我有这个对象:
const test = {
"/test2": {
"path": "/test",
"items": [{
"path": "/test",
"method": "GET",
}, {
"path": "/test",
"method": "PUT",
}]
},
"/test": {
"path": "/test2",
"items": [{
"path": "/test2",
"method": "GET",
}]
}
}
我想删除每个对象内部的嵌套元素path
,以便最终得到这样的东西:
const test = {
"/test": {
"path": "/test",
"items": [{
"method": "GET",
}, {
"method": "PUT",
}]
},
"/test2": {
"path": "/test2",
"items": [{
"method": "GET",
}]
}
}
答案 0 :(得分:2)
您可以通过删除不需要的属性并对对象的所有嵌套值进行迭代来采用递归和迭代的方法。
function delKey(key) {
return function d(object) {
if (!object || typeof object !== 'object') return;
delete object[key];
Object.values(object).forEach(d);
};
}
const test = { "/test": { path: "/test", items: [{ path: "/test", method: "GET" }, { path: "/test", method: "PUT" }] }, "/test2": { path: "/test2", items: [{ path: "/test2", method: "GET", }] } };
delKey('path')(test);
console.log(test);
.as-console-wrapper { max-height: 100% !important; top: 0; }
答案 1 :(得分:1)
您可以使用Object.entries
将对象转换为数组。使用reduce
遍历数组。
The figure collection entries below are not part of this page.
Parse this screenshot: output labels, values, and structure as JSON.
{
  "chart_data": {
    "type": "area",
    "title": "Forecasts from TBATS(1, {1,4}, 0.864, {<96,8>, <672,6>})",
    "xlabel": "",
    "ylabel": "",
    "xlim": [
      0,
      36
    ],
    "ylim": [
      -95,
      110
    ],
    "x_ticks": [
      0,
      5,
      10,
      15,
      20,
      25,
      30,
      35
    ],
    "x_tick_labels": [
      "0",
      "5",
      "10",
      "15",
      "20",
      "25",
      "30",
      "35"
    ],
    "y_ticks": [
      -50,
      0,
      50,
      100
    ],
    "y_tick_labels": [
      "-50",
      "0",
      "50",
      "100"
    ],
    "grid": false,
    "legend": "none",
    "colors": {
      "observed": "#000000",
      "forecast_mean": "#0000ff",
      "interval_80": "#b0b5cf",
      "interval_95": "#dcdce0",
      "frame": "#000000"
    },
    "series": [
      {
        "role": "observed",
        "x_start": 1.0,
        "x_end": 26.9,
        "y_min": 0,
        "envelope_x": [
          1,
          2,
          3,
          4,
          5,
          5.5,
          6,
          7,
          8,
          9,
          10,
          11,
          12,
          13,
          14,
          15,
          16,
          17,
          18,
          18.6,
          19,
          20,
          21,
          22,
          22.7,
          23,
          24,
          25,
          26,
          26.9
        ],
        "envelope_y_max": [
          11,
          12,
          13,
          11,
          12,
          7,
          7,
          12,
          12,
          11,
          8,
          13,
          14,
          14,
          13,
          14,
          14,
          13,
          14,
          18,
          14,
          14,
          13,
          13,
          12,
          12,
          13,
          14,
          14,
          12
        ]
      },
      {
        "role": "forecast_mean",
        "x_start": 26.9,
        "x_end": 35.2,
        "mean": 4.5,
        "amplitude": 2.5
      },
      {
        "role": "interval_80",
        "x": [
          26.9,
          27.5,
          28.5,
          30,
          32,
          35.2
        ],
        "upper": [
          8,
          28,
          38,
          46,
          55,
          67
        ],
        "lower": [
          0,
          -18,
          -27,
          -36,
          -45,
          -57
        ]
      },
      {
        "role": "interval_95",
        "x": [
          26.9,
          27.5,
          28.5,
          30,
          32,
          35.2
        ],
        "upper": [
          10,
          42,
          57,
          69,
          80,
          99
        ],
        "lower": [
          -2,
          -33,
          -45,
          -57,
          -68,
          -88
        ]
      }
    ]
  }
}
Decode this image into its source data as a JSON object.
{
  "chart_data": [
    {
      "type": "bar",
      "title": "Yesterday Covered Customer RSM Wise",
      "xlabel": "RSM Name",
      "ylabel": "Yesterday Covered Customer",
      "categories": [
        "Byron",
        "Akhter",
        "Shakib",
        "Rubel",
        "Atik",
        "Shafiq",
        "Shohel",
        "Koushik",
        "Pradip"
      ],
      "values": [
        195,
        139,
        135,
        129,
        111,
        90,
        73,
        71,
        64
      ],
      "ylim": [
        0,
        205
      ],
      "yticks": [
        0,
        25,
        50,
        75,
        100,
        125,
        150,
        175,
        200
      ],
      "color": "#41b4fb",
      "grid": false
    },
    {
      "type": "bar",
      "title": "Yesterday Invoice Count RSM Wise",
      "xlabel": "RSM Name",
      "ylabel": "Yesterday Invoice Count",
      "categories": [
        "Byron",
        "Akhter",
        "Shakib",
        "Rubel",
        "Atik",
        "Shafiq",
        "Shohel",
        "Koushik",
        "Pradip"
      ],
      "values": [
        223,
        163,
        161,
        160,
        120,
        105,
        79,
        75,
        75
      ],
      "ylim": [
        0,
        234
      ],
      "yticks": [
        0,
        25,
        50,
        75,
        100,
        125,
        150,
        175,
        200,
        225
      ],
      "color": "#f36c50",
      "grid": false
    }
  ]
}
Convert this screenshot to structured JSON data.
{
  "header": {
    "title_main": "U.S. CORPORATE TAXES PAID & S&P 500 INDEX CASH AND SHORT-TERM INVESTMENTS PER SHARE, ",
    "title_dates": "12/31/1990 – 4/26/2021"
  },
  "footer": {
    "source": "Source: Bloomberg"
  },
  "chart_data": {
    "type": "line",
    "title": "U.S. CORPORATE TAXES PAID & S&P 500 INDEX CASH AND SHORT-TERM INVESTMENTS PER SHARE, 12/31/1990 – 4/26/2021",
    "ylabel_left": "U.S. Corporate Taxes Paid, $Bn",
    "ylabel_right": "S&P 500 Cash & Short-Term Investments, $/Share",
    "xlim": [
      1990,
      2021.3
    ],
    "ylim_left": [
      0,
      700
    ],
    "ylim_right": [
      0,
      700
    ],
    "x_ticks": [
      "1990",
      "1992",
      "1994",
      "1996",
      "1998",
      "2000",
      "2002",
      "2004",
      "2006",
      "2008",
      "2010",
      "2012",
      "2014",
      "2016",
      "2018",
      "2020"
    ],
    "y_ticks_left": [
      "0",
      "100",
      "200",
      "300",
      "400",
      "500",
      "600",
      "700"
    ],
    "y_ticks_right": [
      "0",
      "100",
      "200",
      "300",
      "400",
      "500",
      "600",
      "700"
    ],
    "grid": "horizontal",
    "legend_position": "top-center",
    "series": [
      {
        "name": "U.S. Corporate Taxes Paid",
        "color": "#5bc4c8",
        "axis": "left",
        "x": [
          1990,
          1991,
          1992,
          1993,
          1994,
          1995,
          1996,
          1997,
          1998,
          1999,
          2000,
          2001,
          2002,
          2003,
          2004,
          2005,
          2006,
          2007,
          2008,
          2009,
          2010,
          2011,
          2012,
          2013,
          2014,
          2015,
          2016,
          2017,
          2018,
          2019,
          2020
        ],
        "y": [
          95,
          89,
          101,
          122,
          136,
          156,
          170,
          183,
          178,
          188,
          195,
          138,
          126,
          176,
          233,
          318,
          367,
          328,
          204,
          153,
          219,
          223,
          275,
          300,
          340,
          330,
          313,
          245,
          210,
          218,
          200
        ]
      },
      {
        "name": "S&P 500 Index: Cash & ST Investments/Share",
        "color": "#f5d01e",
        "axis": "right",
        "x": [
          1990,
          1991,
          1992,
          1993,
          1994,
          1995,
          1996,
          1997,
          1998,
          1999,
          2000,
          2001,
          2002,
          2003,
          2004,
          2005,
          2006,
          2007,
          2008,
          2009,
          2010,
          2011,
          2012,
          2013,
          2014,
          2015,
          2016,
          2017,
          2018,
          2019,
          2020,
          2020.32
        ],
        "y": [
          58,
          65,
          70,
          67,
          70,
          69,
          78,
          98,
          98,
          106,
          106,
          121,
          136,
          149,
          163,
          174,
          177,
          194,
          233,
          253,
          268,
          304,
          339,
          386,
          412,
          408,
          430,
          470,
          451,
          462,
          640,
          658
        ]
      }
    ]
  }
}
使用map
遍历items
并仅返回method
const test = {"/test2":{"path":"/test","items":[{"path":"/test","method":"GET"},{"path":"/test","method":"PUT"}]},"/test":{"path":"/test2","items":[{"path":"/test2","method":"GET"}]}};
const result = Object.entries(test).reduce((c, [k, {path,items}]) => {
c[k] = {path};
c[k].items = items.map(({method}) => ({method}));
return c;
}, {});
console.log(result);
答案 2 :(得分:1)
您可以使用以下内容:
const data = {
"/test2": {
"path": "/test",
"items": [{
"path": "/test",
"method": "GET",
}, {
"path": "/test",
"method": "PUT",
}]
},
"/test": {
"path": "/test2",
"items": [{
"path": "/test2",
"method": "GET",
}]
}
}
Object.keys(data).forEach(k => {
data[k].items.forEach(item => {
delete item['path']
})
})
console.log(data)
答案 3 :(得分:1)
您可以使用for...in
循环遍历test
的键。然后使用for...of
和delete
从path
中的每个对象中删除items
:
const test = { "/test": { path: "/test", items: [{ path: "/test", method: "GET" }, { path: "/test", method: "PUT" }] }, "/test2": { path: "/test2", items: [{ path: "/test2", method: "GET", }] } };
for (let key in test) {
for (let item of test[key].items) {
delete item.path
}
}
console.log(test)